Standard chemistry textbooks say that sodium and chlorine have very different electronegativities, and thus must form an ionic compound with a well-defined composition. Sodium’s charge is +1, chlorine’s charge is -1; sodium will give away an electron, chlorine wants to take an electron. According to chemistry texts and common sense, the only possible combination of these atoms in a compound is 1:1 — rock salt, or NaCl.

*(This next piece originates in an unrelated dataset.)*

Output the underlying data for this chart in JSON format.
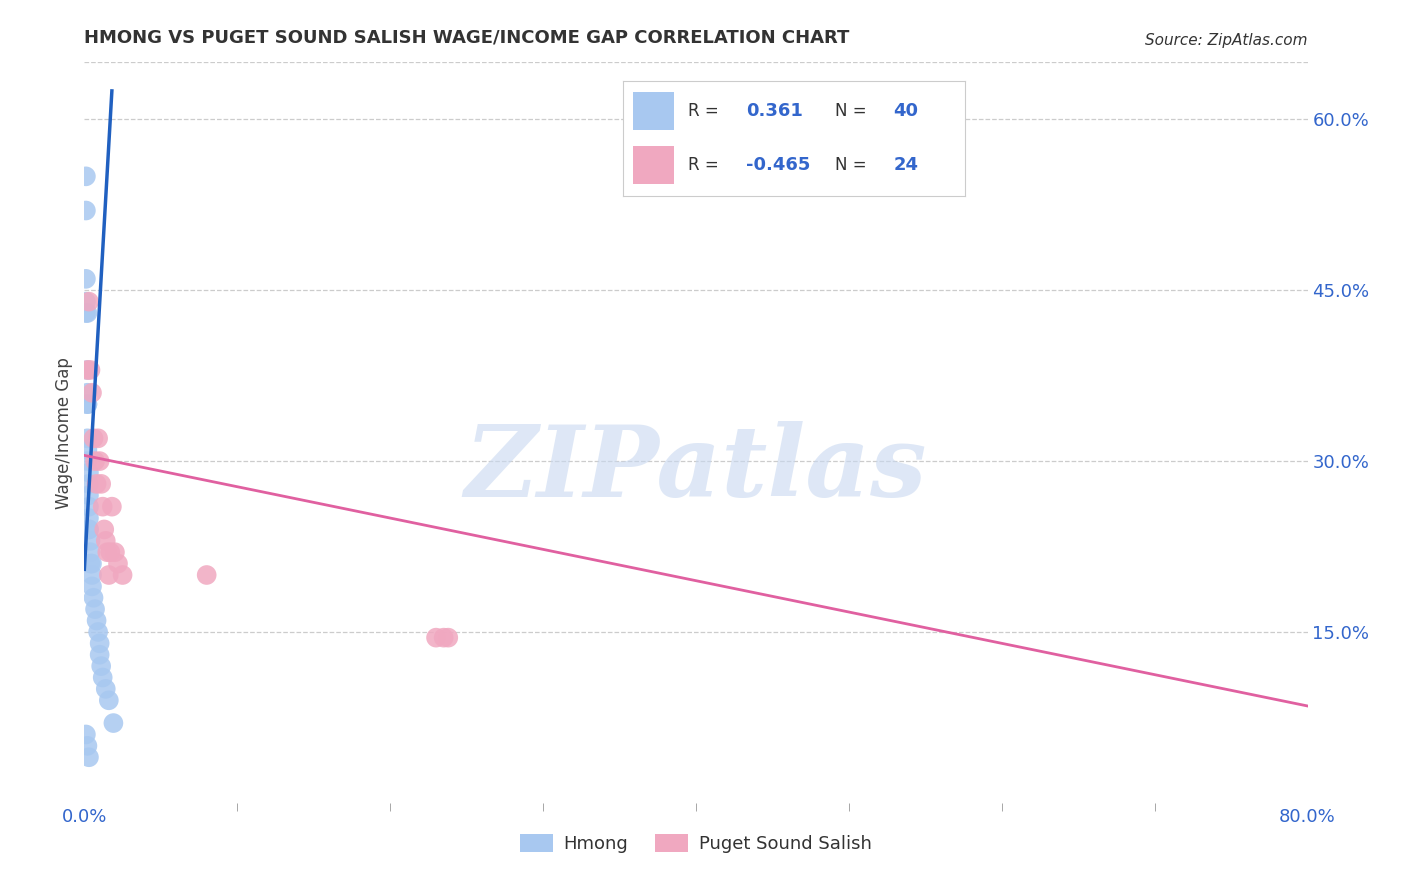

“We found crazy compounds that violate textbook rules — NaCl3, NaCl7, Na3Cl2, Na2Cl, and Na3Cl,” says Weiwei Zhang, the lead author and visiting scholar at the Oganov lab and Stony Brook’s Center for Materials by Design, directed by Oganov. “These compounds are thermodynamically stable and, once made, remain indefinitely; nothing will make them fall apart. Classical chemistry forbids their very existence. Classical chemistry also says atoms try to fulfill the octet rule — elements gain or lose electrons to attain an electron configuration of the nearest noble gas, with complete outer electron shells that make them very stable. Well, here that rule is not satisfied.”
Chemists, what make you of all this? Hype or help?
Note: The findings may be relevant to planetary sciences, where “high pressure phenomena abound.”